El lugar menos literario de la literatura es el lugar común. De hecho, cualquiera que trabaje con las palabras haría bien en tener a mano, tanto o más que el Diccionario de la RAE, el Diccionario de tópicos de Flaubert, ese prontuario que el escritor francés dejó sin terminar y que vio la luz entre 1911 y 1913, es decir, hace ya un siglo.

“La palabra humana —escribió en Madame Bovary—, es como una especie de caldero roto con el que tocamos una música para hacer bailar a los osos, cuando lo que nos gustaría es conmover a las estrellas con su son”. No sabemos si el puntilloso escritor de Ruán conmovió a las estrellas, pero es posible que las hiciera reír con las entradas de un glosario que lo mismo habla de los arquitectos —“siempre se olvidan de poner las escaleras”— que de la imaginación —“cuando uno no la tiene, criticarla en los demás”— o de los periódicos —“no poder pasar sin ellos, pero denigrarlos”—.

Gustave Flaubert murió en 1880 antes de rematar su diccionario y también antes de que floreciera un género nacido al calor de los periódicos: la entrevista. Hay quien expresa que su versión oral era la más brillante, y con las mismas se podría decir que la versión mate de algunos contemporáneos hay que buscarla en sus declaraciones. La idea de que el primero que comparó a una mujer con una flor fue un genio y el segundo, un ingenuo sigue vigente. Tanto que ya es casi un tópico.

Como es normal entre gente sofisticada, muchos lugares comunes literarios conservan su barniz de prestigio y su parte de verdad. El repertorio de los escritores es menos previsible que el de políticos y deportistas, pero no menos tópico, hasta el punto de que se podría redactar un flaubertiano libro de antiestilo para novelistas. Éstos podrían ser algunos ejemplos:

—La patria de un escritor es su infancia. No, mejor, su lengua.

—No leo a mis contemporáneos. Sólo releo. Por cierto, las traducciones son muy malas.

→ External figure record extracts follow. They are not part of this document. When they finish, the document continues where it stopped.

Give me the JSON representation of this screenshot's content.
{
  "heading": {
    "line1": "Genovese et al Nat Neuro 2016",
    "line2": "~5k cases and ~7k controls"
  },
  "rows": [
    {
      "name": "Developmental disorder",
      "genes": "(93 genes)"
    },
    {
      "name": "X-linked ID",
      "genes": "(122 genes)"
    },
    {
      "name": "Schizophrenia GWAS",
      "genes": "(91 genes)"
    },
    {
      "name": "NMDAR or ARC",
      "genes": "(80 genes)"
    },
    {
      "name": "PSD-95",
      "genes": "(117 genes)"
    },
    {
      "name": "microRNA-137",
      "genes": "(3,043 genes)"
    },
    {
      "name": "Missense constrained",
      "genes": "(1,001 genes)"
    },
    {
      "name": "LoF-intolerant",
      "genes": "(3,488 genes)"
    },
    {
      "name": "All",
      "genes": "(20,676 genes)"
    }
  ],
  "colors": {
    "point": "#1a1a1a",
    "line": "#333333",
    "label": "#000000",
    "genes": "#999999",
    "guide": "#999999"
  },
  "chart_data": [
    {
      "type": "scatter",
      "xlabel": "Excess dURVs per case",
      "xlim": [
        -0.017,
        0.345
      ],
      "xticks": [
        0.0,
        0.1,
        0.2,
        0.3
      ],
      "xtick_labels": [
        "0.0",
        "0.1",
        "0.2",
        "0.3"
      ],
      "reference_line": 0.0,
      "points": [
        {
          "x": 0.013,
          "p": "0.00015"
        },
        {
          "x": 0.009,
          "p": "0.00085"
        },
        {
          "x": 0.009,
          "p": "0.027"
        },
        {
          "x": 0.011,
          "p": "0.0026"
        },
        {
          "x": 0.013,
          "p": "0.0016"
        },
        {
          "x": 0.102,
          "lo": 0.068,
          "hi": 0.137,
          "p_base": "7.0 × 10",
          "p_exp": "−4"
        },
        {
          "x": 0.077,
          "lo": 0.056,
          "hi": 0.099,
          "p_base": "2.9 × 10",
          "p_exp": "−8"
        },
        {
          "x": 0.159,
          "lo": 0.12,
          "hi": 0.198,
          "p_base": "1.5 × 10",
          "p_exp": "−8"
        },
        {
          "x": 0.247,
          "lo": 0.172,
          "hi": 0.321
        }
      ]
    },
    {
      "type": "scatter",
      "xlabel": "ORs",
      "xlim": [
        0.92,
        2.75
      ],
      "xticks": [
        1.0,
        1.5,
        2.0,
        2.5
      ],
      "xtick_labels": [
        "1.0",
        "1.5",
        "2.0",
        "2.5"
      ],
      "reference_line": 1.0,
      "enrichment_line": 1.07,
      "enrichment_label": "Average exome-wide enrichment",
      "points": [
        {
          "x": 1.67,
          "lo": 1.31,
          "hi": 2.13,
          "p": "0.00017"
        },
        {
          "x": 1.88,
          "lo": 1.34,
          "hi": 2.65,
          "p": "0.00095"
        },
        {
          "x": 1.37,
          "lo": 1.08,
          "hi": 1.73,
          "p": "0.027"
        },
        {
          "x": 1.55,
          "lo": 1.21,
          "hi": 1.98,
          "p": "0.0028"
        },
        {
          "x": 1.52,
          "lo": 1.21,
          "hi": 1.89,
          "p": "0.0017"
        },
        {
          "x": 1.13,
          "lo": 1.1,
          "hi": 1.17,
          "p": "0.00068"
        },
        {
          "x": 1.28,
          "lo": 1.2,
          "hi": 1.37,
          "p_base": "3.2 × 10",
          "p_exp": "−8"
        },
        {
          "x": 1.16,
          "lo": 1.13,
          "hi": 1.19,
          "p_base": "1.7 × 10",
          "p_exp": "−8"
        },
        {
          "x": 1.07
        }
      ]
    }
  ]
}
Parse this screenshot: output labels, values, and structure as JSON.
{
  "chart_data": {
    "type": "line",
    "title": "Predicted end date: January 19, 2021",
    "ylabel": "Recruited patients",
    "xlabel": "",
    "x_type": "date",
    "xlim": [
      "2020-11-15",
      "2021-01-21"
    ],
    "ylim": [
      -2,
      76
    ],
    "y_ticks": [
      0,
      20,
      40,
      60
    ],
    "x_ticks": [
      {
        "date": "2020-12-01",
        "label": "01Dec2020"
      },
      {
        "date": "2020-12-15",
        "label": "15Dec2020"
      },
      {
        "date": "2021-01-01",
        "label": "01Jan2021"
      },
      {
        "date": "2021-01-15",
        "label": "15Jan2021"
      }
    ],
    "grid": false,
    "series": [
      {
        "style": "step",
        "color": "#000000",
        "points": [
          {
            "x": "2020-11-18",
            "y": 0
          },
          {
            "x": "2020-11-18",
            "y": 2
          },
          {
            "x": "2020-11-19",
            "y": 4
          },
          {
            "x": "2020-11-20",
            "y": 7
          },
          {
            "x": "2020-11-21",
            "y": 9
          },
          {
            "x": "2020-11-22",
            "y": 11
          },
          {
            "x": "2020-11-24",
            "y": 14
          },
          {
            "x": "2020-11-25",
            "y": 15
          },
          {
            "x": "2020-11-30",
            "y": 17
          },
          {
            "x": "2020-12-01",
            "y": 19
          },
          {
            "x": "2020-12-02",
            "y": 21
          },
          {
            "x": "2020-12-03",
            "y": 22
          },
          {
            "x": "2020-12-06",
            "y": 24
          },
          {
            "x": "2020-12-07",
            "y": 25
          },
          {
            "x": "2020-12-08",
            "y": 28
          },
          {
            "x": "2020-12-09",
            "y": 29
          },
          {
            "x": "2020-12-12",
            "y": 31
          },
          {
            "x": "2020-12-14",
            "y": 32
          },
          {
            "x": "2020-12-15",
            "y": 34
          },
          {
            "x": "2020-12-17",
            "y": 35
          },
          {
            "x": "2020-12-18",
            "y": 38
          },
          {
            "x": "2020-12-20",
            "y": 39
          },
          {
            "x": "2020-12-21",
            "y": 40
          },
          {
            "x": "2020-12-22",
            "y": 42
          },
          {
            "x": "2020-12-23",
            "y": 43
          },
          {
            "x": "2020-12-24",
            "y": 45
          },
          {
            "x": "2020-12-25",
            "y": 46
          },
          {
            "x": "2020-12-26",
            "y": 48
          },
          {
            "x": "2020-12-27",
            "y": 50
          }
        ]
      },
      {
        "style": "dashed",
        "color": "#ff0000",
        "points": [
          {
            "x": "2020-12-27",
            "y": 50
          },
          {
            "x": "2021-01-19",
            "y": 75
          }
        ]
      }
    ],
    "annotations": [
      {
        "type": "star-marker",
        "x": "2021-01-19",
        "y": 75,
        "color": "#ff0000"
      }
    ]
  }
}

—Escribo los libros que me gustaría leer.

—Veo poco riesgo hoy, poca originalidad.

—Cuando escribes te conviertes en otro. Llegado a un punto, los personajes se te rebelan.

—Tengo mis pequeños ritos a la hora de escribir. (Versión larga: trabajar de ocho a tres de espaldas a la ventana, con la puerta cerrada, en cuadernos que compro en Londres).

—Cuando escribo una novela no leo. No quiero que me influya nada.

—Cuando termino un libro me siento vacío.

—Ya no quedan maestros.

—La novela ha muerto. (Versión larga: puedes atribuirlo a que me hago viejo, a que me da pereza, a que me cuesta meterme en una ficción, a que me chirrían los diálogos, a que estoy ya en la edad de las sopitas, el buen vino, las biografías y los libros de historia… pero la novela ha muerto).